A correspondent from the
Chicago Times
, John Finerty, was a member of this sorry expedition. You can be sure his account of it will be cast as a tale of heroic survival rather than the debacle it was. I advise you to present the full details of this fiasco to Secretary Scott to drive home to him that the American troops in the field show few signs of adapting themselves to war as it is fought by the Indian. No doubt Scott is receiving optimistic assurances from American sources as to the progress of the campaign. Military leaders will always assure their political masters of a sunny outcome – it is what their bosses desire to hear. But it is better that Scott hears the truth. (I suggest you say that this information came to you from your Métis scouts who in turn received it from their kinsmen Grouard and Pourier.) There is a bad smell about this business and it is wiser to accustom Scott’s nose to it by degrees than have the stench break full force in his nostrils at some later date.
It is Ilges’s opinion that the only chance the Americans have of crushing the Sioux before winter comes rests with Gen. Crook and Terry who, after many weeks of delay, are finally preparing to launch a campaign in the Rosebud–Powder River country. They have four thousand men at their disposal. However, Ilges confided to me that he is not optimistic about their chances of success. He judges such a large force too difficult to supply in the wilderness, too slow and cumbersome to pursue a well-mounted foe. What’s more, Terry and Crook share joint command and Ilges says that may prove a recipe for disaster. Every officer in the West is aware of the personal antipathy that exists between the two generals and their long-standing professional jealousy.

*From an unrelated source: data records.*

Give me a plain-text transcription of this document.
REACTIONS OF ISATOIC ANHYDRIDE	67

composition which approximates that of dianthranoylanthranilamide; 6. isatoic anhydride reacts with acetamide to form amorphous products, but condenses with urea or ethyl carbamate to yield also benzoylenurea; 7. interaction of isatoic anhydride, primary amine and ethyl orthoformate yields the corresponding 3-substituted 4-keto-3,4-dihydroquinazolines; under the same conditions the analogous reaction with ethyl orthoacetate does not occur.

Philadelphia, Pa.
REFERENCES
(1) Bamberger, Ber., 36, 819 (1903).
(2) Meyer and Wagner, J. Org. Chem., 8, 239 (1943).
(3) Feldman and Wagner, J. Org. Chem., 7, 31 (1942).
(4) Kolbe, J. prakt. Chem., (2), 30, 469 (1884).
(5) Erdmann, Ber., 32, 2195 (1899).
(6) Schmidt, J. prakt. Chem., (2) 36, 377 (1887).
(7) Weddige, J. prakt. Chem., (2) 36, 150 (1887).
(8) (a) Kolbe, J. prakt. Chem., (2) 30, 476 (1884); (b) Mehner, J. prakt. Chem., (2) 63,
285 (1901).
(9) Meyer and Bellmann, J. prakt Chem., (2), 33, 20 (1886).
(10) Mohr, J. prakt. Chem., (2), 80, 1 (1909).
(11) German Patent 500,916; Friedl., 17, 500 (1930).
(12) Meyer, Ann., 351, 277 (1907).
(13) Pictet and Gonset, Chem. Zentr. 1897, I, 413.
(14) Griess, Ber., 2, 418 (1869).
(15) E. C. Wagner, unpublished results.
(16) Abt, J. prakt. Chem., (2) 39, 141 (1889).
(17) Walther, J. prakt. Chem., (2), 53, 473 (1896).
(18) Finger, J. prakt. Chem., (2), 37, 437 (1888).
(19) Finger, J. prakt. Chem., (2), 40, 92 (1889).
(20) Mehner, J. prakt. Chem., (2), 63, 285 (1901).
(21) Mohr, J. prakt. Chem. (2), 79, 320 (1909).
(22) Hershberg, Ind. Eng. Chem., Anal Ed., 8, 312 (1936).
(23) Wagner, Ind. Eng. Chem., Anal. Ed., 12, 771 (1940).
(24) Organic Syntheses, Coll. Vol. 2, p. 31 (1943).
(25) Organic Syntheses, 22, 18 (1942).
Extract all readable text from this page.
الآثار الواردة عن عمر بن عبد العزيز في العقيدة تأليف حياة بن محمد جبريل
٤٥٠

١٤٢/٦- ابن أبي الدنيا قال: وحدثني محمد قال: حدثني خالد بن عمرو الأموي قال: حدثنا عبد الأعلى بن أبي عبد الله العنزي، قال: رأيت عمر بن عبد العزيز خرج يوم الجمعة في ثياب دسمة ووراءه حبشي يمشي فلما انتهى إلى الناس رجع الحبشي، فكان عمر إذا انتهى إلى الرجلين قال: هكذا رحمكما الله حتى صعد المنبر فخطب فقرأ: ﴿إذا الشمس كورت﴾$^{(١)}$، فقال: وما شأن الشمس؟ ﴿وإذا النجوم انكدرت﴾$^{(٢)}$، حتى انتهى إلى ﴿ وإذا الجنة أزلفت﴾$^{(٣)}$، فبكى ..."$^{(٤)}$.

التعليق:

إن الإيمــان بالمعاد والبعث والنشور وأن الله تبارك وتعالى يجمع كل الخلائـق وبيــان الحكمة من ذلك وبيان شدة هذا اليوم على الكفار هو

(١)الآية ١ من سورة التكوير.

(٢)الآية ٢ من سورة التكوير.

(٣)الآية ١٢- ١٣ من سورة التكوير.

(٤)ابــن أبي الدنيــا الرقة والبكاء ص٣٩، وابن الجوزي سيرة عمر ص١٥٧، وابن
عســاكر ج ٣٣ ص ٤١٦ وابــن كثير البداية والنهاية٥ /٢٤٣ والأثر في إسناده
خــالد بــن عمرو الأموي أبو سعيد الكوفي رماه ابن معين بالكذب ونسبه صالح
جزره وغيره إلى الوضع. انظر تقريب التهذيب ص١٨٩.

The bad relations that exist between Terry and Crook is, I suggest, not a point you should raise with the Minister, but I think you might offer Ilges’s opinion of the military situation as your own – that such a large force is not suited to the hit-and-run style of fighting favoured by Indians. On the other hand, the Army’s likely inability to come to grips with the Sioux does have a silver lining – for the time being the Sioux will feel no need to seek sanctuary in Canada.
I would advise that you also send a copy of whatever report that you render to the Secretary of State to Commissioner Macleod. Make it a
ditto
. Two identical copies of a report in two different sets of files provide you with a record of diligence that cannot be disputed.